Last modified September 9, 2013
This subsection of the ‘Sequence annotation (Features)’ section reports difference(s) between the canonical sequence (displayed by default in the entry) and the different sequence submissions merged in the entry. These various submissions may originate from different sequencing projects, different types of experiments, or different biological samples. Sequence conflicts are usually of unknown origin.
The ‘Sequence conflict’ subsection indicates the position at which a submitted sequence differs from the canonical sequence, the resulting change in the protein sequence and the reference corresponding to the differing sequence report.

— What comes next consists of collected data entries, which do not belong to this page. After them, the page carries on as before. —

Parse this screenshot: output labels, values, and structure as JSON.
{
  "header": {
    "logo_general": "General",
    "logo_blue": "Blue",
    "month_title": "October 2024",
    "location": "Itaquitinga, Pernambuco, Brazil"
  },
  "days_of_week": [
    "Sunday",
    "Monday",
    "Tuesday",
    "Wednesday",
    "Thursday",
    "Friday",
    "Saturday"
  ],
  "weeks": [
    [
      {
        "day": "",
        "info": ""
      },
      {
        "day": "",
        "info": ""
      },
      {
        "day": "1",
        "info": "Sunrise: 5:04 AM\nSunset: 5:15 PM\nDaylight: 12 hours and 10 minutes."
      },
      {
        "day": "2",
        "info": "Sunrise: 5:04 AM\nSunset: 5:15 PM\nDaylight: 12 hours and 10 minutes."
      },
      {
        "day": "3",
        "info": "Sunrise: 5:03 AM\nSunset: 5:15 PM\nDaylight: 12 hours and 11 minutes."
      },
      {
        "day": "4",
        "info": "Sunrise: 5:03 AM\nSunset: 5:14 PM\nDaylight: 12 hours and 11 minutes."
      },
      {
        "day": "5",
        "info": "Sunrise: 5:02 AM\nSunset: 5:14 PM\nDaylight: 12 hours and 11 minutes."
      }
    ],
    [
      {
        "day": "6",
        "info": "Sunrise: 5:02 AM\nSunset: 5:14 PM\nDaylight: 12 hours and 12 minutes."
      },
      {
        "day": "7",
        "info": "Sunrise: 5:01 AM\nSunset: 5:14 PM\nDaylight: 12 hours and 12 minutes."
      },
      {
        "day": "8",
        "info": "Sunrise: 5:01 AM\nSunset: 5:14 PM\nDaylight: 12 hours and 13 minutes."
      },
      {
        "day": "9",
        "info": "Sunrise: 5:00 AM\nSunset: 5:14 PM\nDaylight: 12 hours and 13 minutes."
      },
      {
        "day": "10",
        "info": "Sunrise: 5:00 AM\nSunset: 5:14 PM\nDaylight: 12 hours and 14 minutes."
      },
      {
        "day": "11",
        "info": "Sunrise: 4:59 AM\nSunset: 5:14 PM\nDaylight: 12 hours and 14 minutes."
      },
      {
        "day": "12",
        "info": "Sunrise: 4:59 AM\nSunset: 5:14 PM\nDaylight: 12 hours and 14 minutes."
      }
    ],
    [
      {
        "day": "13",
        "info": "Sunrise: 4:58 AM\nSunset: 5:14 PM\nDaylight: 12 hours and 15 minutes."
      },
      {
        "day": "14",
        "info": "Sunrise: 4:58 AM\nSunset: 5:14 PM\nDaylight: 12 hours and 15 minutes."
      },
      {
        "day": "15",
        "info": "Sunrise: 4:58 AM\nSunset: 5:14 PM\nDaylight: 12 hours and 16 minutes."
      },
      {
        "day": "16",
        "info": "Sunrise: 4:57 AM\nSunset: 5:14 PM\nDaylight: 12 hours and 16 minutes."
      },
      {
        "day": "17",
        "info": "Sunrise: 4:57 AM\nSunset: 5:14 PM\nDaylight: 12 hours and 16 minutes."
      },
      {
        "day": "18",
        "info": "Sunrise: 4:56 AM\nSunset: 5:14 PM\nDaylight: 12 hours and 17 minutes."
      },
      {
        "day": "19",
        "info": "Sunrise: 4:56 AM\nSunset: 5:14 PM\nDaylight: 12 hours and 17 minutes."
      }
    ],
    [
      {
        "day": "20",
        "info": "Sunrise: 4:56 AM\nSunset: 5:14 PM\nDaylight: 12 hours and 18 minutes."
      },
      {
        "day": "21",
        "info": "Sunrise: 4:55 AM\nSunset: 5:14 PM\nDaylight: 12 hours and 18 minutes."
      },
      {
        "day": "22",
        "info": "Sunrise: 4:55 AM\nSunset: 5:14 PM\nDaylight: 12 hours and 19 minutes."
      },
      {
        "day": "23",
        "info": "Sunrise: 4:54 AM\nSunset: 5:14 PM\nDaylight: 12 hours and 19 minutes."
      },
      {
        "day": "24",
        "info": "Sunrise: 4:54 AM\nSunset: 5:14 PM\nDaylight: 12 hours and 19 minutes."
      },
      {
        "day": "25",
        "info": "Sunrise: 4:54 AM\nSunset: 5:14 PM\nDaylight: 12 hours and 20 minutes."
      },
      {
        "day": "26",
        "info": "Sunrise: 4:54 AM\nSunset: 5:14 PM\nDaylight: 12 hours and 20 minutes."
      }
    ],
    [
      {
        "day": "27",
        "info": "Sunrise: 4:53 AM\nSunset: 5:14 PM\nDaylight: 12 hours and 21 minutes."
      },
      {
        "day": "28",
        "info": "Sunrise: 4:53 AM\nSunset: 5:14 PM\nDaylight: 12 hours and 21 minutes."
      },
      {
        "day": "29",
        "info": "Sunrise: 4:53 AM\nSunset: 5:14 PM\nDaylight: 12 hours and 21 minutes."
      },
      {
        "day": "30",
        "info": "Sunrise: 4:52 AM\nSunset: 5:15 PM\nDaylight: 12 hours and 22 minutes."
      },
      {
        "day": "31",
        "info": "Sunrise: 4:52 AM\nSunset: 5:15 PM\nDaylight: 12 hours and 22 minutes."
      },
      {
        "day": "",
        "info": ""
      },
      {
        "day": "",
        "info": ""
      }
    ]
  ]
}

We usually define the canonical sequence as the most frequent protein sequence or the most conserved in orthologous species. For organisms whose genome has been fully sequenced, we generally define the canonical protein sequence as the one derived from the translation of the genomic sequence. All sequence conflicts are described with reference to this canonical sequence.
The sequence differences described in this subsection complement those in the ‘Sequence caution’ subsection of the ‘General annotation (Comments)’ section, which describes substantial sequence differences, such as errors in translation, frameshifts or erroneous gene model predictions.
Sequence conflicts are usually of unknown origin: they may originate from sequencing errors or may be a yet uncharacterized natural polymorphism (SAP). If a sequence conflict turns out to be an actual SAP, the annotation is updated and the variation deleted from this subsection and reported in the ‘Natural variations’.